I realize that many people feel this is not a problem at all and keep saying "just use regular block syntax". But the repeated requests over the years, as well as the widespread usage of `(&:to_s)`, definitely indicate this is a wish/need for a lot of people.

Rather than adding to #15723 or #15897, I chose to make this a separate proposal because, unlike `it` or `@` implicit variables, it allows to simplify **only** `{ |x| x.foo }`, not `{ |x| foo(x) }`. This is on purpose and, in my opinion, a desirable limitation.

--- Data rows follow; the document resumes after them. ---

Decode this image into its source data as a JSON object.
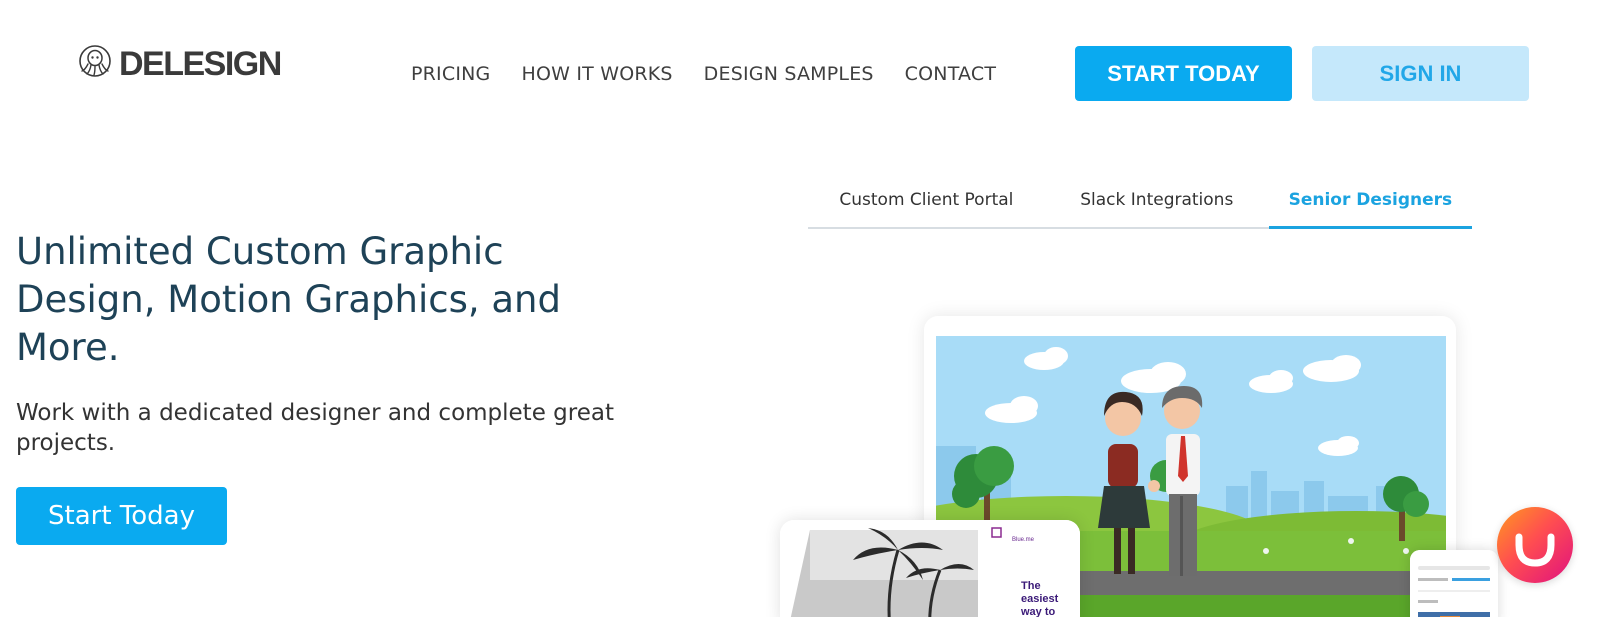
{
  "brand": {
    "name": "DELESIGN"
  },
  "nav": {
    "items": [
      "PRICING",
      "HOW IT WORKS",
      "DESIGN SAMPLES",
      "CONTACT"
    ]
  },
  "header": {
    "start_label": "START TODAY",
    "signin_label": "SIGN IN"
  },
  "hero": {
    "title": "Unlimited Custom Graphic Design, Motion Graphics, and More.",
    "subtitle": "Work with a dedicated designer and complete great projects.",
    "cta_label": "Start Today"
  },
  "tabs": {
    "items": [
      "Custom Client Portal",
      "Slack Integrations",
      "Senior Designers"
    ],
    "active": "Senior Designers"
  },
  "illustration": {
    "card_brand": "Blue.me",
    "card_title": "The easiest way to create illustrations"
  },
  "colors": {
    "accent": "#0aaaf0",
    "accent_light": "#c5e8fb",
    "heading": "#1e4257",
    "tab_active": "#1ba3e0"
  },
  "icons": {
    "logo": "octopus-logo-icon",
    "chat": "chat-widget-icon"
  }
}
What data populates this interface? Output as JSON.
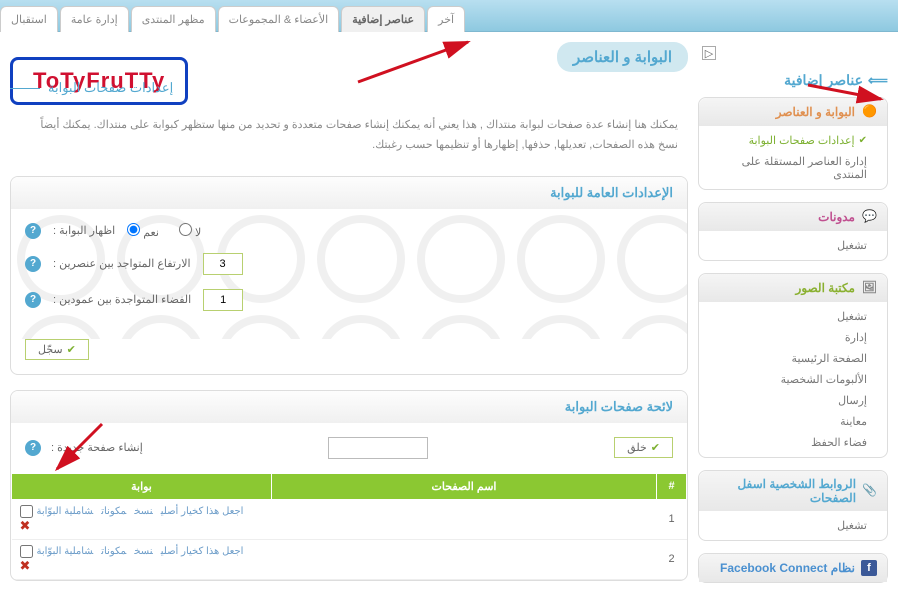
{
  "tabs": {
    "reception": "استقبال",
    "general_admin": "إدارة عامة",
    "forum_appearance": "مظهر المنتدى",
    "members_groups": "الأعضاء & المجموعات",
    "extra_elements": "عناصر إضافية",
    "other": "آخر"
  },
  "logo": "ToTyFruTTy",
  "sidebar": {
    "title": "عناصر إضافية",
    "box1": {
      "title": "البوابة و العناصر",
      "items": [
        "إعدادات صفحات البوابة",
        "إدارة العناصر المستقلة على المنتدى"
      ]
    },
    "box2": {
      "title": "مدونات",
      "items": [
        "تشغيل"
      ]
    },
    "box3": {
      "title": "مكتبة الصور",
      "items": [
        "تشغيل",
        "إدارة",
        "الصفحة الرئيسية",
        "الألبومات الشخصية",
        "إرسال",
        "معاينة",
        "فضاء الحفظ"
      ]
    },
    "box4": {
      "title": "الروابط الشخصية اسفل الصفحات",
      "items": [
        "تشغيل"
      ]
    },
    "box5": {
      "title": "نظام Facebook Connect"
    }
  },
  "page": {
    "title": "البوابة و العناصر",
    "subtitle": "إعدادات صفحات البوابة",
    "description": "يمكنك هنا إنشاء عدة صفحات لبوابة منتداك , هذا يعني أنه يمكنك إنشاء صفحات متعددة و تحديد من منها ستظهر كبوابة على منتداك. يمكنك أيضاً نسخ هذه الصفحات, تعديلها, حذفها, إظهارها أو تنظيمها حسب رغبتك."
  },
  "section1": {
    "title": "الإعدادات العامة للبوابة",
    "show_portal": "اظهار البوابة :",
    "yes": "نعم",
    "no": "لا",
    "height_between": "الارتفاع المتواجد بين عنصرين :",
    "height_val": "3",
    "space_between": "الفضاء المتواجدة بين عمودين :",
    "space_val": "1",
    "save": "سجّل"
  },
  "section2": {
    "title": "لائحة صفحات البوابة",
    "create_label": "إنشاء صفحة جديدة :",
    "create_btn": "خلق",
    "col_num": "#",
    "col_name": "اسم الصفحات",
    "col_portal": "بوابة",
    "rows": [
      {
        "num": "1",
        "name": "",
        "actions": [
          "اجعل هذا كخيار أصلي",
          "نسخ",
          "مكونات",
          "شاملية البوّابة"
        ]
      },
      {
        "num": "2",
        "name": "",
        "actions": [
          "اجعل هذا كخيار أصلي",
          "نسخ",
          "مكونات",
          "شاملية البوّابة"
        ]
      }
    ]
  }
}
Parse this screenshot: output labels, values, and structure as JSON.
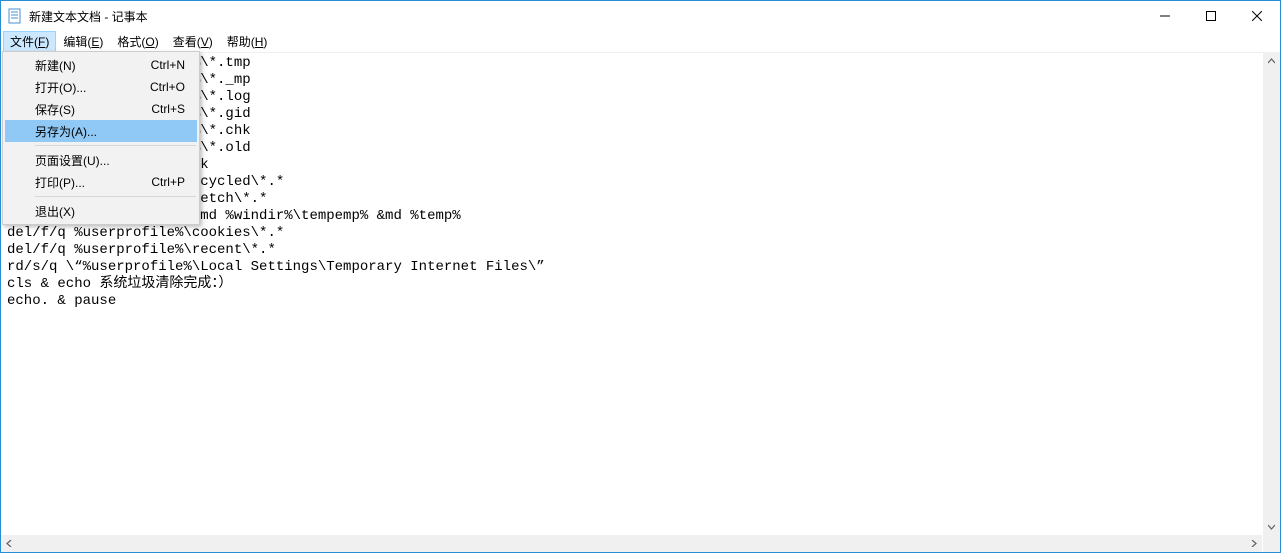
{
  "title": "新建文本文档 - 记事本",
  "menubar": {
    "file": {
      "label_pre": "文件(",
      "hotkey": "F",
      "label_post": ")"
    },
    "edit": {
      "label_pre": "编辑(",
      "hotkey": "E",
      "label_post": ")"
    },
    "format": {
      "label_pre": "格式(",
      "hotkey": "O",
      "label_post": ")"
    },
    "view": {
      "label_pre": "查看(",
      "hotkey": "V",
      "label_post": ")"
    },
    "help": {
      "label_pre": "帮助(",
      "hotkey": "H",
      "label_post": ")"
    }
  },
  "file_menu": {
    "new": {
      "label": "新建(N)",
      "accel": "Ctrl+N"
    },
    "open": {
      "label": "打开(O)...",
      "accel": "Ctrl+O"
    },
    "save": {
      "label": "保存(S)",
      "accel": "Ctrl+S"
    },
    "saveas": {
      "label": "另存为(A)...",
      "accel": ""
    },
    "pagesetup": {
      "label": "页面设置(U)...",
      "accel": ""
    },
    "print": {
      "label": "打印(P)...",
      "accel": "Ctrl+P"
    },
    "exit": {
      "label": "退出(X)",
      "accel": ""
    }
  },
  "editor_text": "del/f/s/q %systemdrive%\\*.tmp\ndel/f/s/q %systemdrive%\\*._mp\ndel/f/s/q %systemdrive%\\*.log\ndel/f/s/q %systemdrive%\\*.gid\ndel/f/s/q %systemdrive%\\*.chk\ndel/f/s/q %systemdrive%\\*.old\ndel/f/s/q %windir%\\*.bak\ndel/f/s/q %windir%\\*\\recycled\\*.*\ndel/f/s/q %windir%\\prefetch\\*.*\nrd/s/q %windir%\\temp & md %windir%\\tempemp% &md %temp%\ndel/f/q %userprofile%\\cookies\\*.*\ndel/f/q %userprofile%\\recent\\*.*\nrd/s/q \\“%userprofile%\\Local Settings\\Temporary Internet Files\\”\ncls & echo 系统垃圾清除完成：）\necho. & pause"
}
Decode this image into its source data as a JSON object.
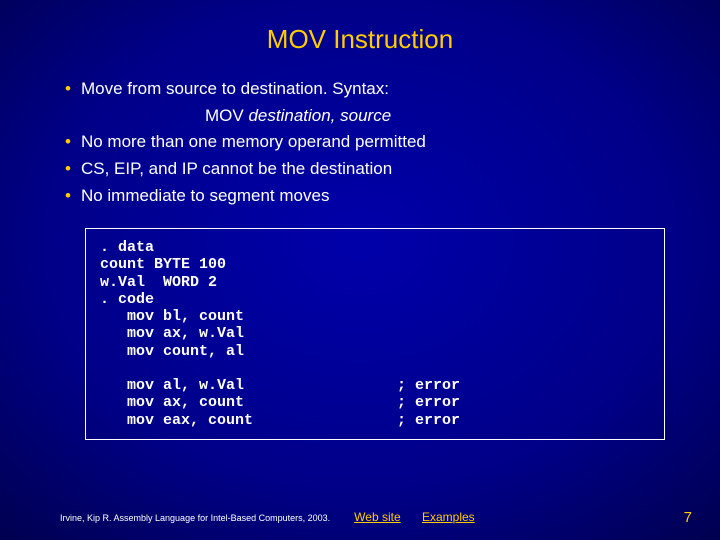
{
  "title": "MOV Instruction",
  "bullets": [
    "Move from source to destination. Syntax:",
    "No more than one memory operand permitted",
    "CS, EIP, and IP cannot be the destination",
    "No immediate to segment moves"
  ],
  "syntax": {
    "op": "MOV ",
    "args": "destination, source"
  },
  "code": ". data\ncount BYTE 100\nw.Val  WORD 2\n. code\n   mov bl, count\n   mov ax, w.Val\n   mov count, al\n\n   mov al, w.Val                 ; error\n   mov ax, count                 ; error\n   mov eax, count                ; error",
  "footer": {
    "citation": "Irvine, Kip R. Assembly Language for Intel-Based Computers, 2003.",
    "link1": "Web site",
    "link2": "Examples",
    "page": "7"
  }
}
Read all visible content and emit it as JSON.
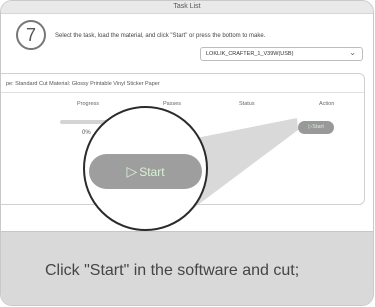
{
  "window": {
    "title": "Task List"
  },
  "step": {
    "number": "7"
  },
  "instruction": "Select the task, load the material, and click \"Start\" or press the bottom to make.",
  "device": {
    "selected": "LOKLIK_CRAFTER_1_V39W(USB)",
    "icon": "chevron-down-icon"
  },
  "task": {
    "info": "pe: Standard Cut   Material: Glossy Printable Vinyl Sticker Paper",
    "columns": [
      "Progress",
      "Passes",
      "Status",
      "Action"
    ],
    "progress_percent": "0%",
    "progress_value": 0,
    "action_label": "▷Start"
  },
  "zoom": {
    "start_label": "Start",
    "start_icon": "play-icon"
  },
  "caption": "Click \"Start\" in the software and cut;"
}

The advantages are (all in my opinion, of course)
* Extremely readable: `posts.map{ .author.name }`
   * Possibly even more than with an explicit variable.
* Of all proposals this handles the most important use-case with the most elegant syntax.
   * It's better to have a beautiful shorthand for 90% of cases than a non-beautiful shorthand for 100% of cases.
   * A shorthand notation is less needed for `{ |x| foo(x) }` since the two `x` variables are further apart and don't feel so redundant.
* No ascii soup
* No potential incompatibility like `_` or `it` or `item`
* Very simple to implement; there's just an implicit `|var| var` at the beginning of the block.
* In a way it's similar to chaining methods on multiple lines:

        posts.map{ |post| post
          .author.name
        }

It may be interesting to consider that the various proposals are not *necessarily* mutually exclusive. You *could* have `[1,2,3].map{ .itself + @ + @1 }`. Theoretically.

I feel like I've wanted something like this for most of the 16 years I've been coding ruby. Like... **this** is what I wanted that `(&:to_s)` could only deliver half-way. I predict that if this syntax is accepted, most people using `(&:to_s)` will switch to this.